Years ago I collected together data from NHL games using the NHL’s stats API, most interestingly x&y coordinates of plays like shots, hits, faceoffs etc.. I made this data available on Kaggle.
I have been updating this data intermittently and have finally got around to adding the past seasons data (a mere month before the new season is due to start…) I have also published the code I used to generate the data to allow others to create their own updates when I fall behind.
I’ve enjoyed working with this data set and seeing what others have done with it but the ultimate missing piece is player tracking data.
Its been a long time coming but form last season’s playoffs we started to see use in competitive games. Still in its infancy, the broadcasts I saw only really made use of this for highlighting in real-time who is on the ice, and how long their shift has been. Last year was an odd one all round so we van forgive little benign done with it but the prospect of having player tracking data recorded is an exciting one and I am keen to get my hands on it.

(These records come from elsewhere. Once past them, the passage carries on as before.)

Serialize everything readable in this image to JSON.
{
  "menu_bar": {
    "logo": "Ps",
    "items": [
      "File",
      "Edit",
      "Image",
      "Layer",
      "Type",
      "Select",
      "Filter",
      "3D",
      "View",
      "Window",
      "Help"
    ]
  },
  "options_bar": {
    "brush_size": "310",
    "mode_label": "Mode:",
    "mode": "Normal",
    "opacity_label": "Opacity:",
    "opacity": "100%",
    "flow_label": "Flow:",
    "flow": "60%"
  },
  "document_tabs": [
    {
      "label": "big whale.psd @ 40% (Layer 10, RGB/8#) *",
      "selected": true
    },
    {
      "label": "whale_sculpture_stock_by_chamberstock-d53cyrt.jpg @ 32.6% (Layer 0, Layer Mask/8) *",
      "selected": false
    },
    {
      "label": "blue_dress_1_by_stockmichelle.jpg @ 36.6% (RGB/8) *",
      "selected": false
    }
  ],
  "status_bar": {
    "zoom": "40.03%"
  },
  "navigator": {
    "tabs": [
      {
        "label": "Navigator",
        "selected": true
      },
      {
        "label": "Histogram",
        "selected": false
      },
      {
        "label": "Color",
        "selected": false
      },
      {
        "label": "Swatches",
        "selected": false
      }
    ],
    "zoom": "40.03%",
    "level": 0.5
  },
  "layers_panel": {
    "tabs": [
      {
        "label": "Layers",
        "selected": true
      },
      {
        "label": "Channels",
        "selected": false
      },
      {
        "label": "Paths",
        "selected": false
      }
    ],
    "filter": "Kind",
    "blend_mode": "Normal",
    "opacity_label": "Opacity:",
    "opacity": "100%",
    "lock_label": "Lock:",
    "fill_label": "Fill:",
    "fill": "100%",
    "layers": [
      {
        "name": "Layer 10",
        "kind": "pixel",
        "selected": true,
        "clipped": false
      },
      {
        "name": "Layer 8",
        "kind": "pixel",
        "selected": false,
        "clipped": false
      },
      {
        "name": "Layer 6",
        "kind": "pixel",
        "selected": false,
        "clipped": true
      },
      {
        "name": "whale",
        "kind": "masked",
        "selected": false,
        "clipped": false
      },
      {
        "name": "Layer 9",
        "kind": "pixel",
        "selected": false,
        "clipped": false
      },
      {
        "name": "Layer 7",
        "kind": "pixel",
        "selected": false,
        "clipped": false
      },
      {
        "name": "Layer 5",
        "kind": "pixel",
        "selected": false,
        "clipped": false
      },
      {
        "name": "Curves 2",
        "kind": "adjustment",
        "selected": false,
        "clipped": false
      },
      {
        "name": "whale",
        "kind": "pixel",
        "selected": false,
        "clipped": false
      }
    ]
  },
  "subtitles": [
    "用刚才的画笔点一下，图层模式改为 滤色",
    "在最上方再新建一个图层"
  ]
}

If we have this data, we can start to analyse positions. We can re-construct the scene and begin to mark up passing & shooting lanes. Wrap this into a 2D tensor and we can start to do neural network with it. Add dimensions to hold player’s x&y velocities to add greater power.
I have been hesitant to use neural networks on sporting data as they can hide the understanding of why an outcome has been predicted, but the potential volume of this data opens up so many opportunities.
The plans I’ve seen target real-time tracking for broadcasters but I hope the data is stored and made available for analysts. Tracking data can quickly get large but if this were to be reduced to only the 12-players on ice at a time and only for game time it should be possible to simplify this into ~5MB per game. (reduced to 10 observations per player per second)
Still this would be much larger than the game data dataset I have been accumulating but I am keen to take up the challenge.